21. The Petitioner on 5 years sentence  raises the issue as to whether the 5 years substituted sentence took into consideration of the mandatory provisions of Section 333(2) of the Criminal ProcedureCode, how if at all, this will affect the Petitioner’s right to remission under Sections 46(1) of the Prisons Act and whether failure to provide for the same in the sentence are discriminatory to the Petitioner as a result of which the Petitioner’s rights under the Bill of Rights may be infringed and/or violated.

22. Section 38 of the Penal Code provides that every sentence shall be deemed to commence from and to include date of pronouncement. This was fortified in the case of Joseph Mutunga vs. Republic (2019) eKLR where it was held that:-

“2) Subject to the provision of Section 38 of the Penal Code every sentence shall be deemed to commence from, and to include the whole of the day of, the date on which it was pronounced, except where otherwise provided in this Code.

Provided that where the person sentenced under subsection (1) has, prior to such sentence, been held in custody, the sentence shall take account of the period spent in custody.”(Emphasis added).

23. The Petitioner in the instant case had been sentenced to life Impressment and was not held in custody when he applied for resentencing in light of Francis Kariuko Muruatetu decision and his case is distinguishable from the case of Ahamad Abolfathi Mohammed & another vs. Republic (2018) eKLRwhere the Court of Appeal held:-

“The Appellants had been in custody from the date of their arrest on 19th June 2012. By dint of Section 333(2) of the Criminal Procedure Code, the Court was obliged to take into account the period that they had spent in custody before they were sentenced.

24. In view of the above Section 333(2) of the Criminal Procedure Code the period in custody cannot apply in the case of resentencing of the Petitioner who was serving life sentence, and who after reviewing of his case was sentenced to serve 5 years sentence, this is because he was no longer in custody but serving life sentence. The Judge resentencing the Petitioner put into consideration the time spent by the Petitioner in serving sentence and all mitigating factors and reduced Life Imprisonment to 5 years. The Petitioner in the instant Petition has not demonstrated violation of any of his constitutional and fundamental rights in this Petition to warrant issuance of any orders in his favour.

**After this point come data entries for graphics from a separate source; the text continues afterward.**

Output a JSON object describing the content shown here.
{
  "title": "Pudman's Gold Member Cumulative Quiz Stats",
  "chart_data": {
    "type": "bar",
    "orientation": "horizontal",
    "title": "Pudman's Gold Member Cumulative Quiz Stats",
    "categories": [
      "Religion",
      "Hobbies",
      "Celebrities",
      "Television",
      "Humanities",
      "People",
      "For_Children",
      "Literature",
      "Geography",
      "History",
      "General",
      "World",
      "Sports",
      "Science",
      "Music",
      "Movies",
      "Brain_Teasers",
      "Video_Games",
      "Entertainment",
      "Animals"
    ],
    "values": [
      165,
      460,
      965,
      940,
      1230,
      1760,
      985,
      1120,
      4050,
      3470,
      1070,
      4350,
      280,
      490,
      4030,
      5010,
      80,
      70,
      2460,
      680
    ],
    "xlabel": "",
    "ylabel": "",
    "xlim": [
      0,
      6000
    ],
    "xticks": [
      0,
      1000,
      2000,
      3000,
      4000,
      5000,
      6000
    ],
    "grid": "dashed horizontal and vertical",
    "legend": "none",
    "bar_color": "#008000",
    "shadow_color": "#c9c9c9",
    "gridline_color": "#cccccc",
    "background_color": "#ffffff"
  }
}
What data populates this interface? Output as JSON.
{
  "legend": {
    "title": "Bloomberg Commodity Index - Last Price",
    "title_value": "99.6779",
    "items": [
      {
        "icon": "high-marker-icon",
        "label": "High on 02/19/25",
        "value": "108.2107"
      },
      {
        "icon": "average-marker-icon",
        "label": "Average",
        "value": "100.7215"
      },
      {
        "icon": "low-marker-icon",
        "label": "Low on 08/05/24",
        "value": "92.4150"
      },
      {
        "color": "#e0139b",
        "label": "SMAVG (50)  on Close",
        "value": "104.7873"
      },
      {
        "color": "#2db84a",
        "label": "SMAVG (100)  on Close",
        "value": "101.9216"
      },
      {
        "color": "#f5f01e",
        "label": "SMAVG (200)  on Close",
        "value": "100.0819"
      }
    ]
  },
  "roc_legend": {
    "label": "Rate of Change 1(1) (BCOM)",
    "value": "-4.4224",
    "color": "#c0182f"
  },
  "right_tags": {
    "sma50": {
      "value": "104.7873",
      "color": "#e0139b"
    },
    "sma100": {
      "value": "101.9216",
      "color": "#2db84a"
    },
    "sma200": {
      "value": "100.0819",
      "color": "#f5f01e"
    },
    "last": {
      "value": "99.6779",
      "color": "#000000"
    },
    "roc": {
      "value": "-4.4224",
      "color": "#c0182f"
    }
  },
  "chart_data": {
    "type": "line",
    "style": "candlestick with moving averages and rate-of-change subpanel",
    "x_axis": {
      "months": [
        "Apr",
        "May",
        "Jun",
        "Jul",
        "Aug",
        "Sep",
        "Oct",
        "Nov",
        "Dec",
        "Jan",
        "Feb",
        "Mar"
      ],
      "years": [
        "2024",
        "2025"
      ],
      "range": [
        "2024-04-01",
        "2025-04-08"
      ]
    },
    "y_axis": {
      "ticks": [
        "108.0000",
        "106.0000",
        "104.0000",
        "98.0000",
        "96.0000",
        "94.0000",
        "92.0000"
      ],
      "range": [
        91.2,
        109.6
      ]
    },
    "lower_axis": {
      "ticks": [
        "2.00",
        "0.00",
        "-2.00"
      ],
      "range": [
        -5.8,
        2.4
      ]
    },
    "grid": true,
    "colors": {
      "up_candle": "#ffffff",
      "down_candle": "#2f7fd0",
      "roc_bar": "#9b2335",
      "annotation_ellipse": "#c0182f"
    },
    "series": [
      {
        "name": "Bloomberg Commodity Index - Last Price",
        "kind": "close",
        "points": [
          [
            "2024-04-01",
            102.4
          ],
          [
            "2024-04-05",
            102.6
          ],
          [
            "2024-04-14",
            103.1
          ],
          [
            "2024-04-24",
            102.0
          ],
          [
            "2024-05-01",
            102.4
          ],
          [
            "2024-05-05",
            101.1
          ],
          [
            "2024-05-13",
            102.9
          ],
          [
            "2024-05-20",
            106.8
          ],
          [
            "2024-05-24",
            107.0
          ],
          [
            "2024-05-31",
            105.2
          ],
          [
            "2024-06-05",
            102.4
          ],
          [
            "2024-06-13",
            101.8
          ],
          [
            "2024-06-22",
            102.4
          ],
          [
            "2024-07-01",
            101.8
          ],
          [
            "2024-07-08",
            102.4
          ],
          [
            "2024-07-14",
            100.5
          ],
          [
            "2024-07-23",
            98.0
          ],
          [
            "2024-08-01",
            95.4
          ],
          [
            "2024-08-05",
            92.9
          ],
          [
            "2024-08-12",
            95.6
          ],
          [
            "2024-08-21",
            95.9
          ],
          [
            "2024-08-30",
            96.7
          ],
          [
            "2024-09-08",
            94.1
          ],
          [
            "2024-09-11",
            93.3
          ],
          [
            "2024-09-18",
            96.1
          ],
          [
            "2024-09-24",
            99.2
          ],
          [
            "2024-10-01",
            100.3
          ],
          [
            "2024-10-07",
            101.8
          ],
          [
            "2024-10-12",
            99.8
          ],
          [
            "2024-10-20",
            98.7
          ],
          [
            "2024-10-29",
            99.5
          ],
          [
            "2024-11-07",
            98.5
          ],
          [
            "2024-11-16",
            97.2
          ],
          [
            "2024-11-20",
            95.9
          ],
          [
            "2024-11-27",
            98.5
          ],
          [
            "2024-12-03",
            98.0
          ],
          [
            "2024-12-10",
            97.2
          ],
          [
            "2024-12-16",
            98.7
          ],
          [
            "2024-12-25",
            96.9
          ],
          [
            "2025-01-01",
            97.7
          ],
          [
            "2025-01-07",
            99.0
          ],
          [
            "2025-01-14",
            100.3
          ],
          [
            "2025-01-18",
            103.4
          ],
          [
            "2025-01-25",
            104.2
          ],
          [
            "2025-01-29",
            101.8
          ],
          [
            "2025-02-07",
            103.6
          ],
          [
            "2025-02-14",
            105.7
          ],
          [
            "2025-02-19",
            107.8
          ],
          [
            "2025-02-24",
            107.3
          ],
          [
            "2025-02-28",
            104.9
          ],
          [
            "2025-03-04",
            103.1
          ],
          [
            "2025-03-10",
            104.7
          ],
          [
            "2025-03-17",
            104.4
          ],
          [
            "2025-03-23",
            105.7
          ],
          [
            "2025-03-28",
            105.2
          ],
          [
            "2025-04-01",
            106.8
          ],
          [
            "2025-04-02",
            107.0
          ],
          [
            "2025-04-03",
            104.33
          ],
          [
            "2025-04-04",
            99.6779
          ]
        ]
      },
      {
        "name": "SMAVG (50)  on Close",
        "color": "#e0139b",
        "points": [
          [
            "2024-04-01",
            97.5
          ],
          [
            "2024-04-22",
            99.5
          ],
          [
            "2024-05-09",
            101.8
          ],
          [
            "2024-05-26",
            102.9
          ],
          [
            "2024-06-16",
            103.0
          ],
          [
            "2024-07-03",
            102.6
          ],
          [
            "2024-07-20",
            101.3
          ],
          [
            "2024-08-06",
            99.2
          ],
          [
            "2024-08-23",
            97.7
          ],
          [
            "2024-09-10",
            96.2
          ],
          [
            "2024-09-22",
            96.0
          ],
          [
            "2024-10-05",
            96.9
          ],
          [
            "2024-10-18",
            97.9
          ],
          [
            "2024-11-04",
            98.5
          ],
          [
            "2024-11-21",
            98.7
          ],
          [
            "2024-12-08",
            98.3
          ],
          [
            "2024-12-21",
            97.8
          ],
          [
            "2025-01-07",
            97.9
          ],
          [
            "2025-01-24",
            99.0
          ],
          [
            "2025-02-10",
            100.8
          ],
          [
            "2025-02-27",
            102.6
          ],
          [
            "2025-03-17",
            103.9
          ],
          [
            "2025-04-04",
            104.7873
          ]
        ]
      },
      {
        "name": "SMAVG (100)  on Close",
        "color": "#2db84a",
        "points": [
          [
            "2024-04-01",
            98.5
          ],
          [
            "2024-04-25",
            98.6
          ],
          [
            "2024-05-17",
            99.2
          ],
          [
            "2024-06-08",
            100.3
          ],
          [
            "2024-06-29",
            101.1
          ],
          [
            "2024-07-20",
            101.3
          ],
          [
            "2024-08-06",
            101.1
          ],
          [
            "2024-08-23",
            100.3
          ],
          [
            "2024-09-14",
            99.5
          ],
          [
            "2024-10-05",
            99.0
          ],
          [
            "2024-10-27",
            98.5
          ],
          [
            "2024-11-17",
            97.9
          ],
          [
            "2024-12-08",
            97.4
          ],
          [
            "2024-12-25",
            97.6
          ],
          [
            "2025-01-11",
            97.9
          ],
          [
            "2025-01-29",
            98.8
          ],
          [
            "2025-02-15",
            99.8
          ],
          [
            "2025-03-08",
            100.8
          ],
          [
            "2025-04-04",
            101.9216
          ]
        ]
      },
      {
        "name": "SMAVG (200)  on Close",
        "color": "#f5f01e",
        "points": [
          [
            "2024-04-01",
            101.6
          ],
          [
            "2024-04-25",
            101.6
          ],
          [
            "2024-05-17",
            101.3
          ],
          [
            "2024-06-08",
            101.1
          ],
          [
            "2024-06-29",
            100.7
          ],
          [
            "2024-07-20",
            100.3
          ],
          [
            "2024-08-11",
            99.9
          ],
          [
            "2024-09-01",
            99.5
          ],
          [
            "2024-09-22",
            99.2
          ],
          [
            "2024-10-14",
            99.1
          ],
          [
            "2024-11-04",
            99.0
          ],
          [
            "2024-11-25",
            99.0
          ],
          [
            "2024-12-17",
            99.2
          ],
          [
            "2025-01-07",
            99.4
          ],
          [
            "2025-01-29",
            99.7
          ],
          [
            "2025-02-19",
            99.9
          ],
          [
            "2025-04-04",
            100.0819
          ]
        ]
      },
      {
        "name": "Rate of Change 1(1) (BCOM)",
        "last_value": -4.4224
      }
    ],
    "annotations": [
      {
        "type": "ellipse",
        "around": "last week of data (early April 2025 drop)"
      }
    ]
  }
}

25. In view of the aforesaid I agree with the Respondents objections that this Court lacks jurisdiction to adjudicate and determine the issue of remission of sentence as the same falls within the purview of the Kenya Prisons, who have powers to grant remission through the Commissioner of Police. Furthermore on resentencing the period of when sentence is to commence solely relies on the Judge dealing with the matter and constitutional and Human Rights Division has no jurisdiction to intervene with the Sentence thereto as it is neither a Criminal Court or Civil Court but a Constitutional and Human Rights Court.

26. The upshot is that the Petition is without remits and is dismissed.

27. Each party to bear its own costs.

Dated, Signed and Delivered at Nairobion this4thday ofMarch, 2021.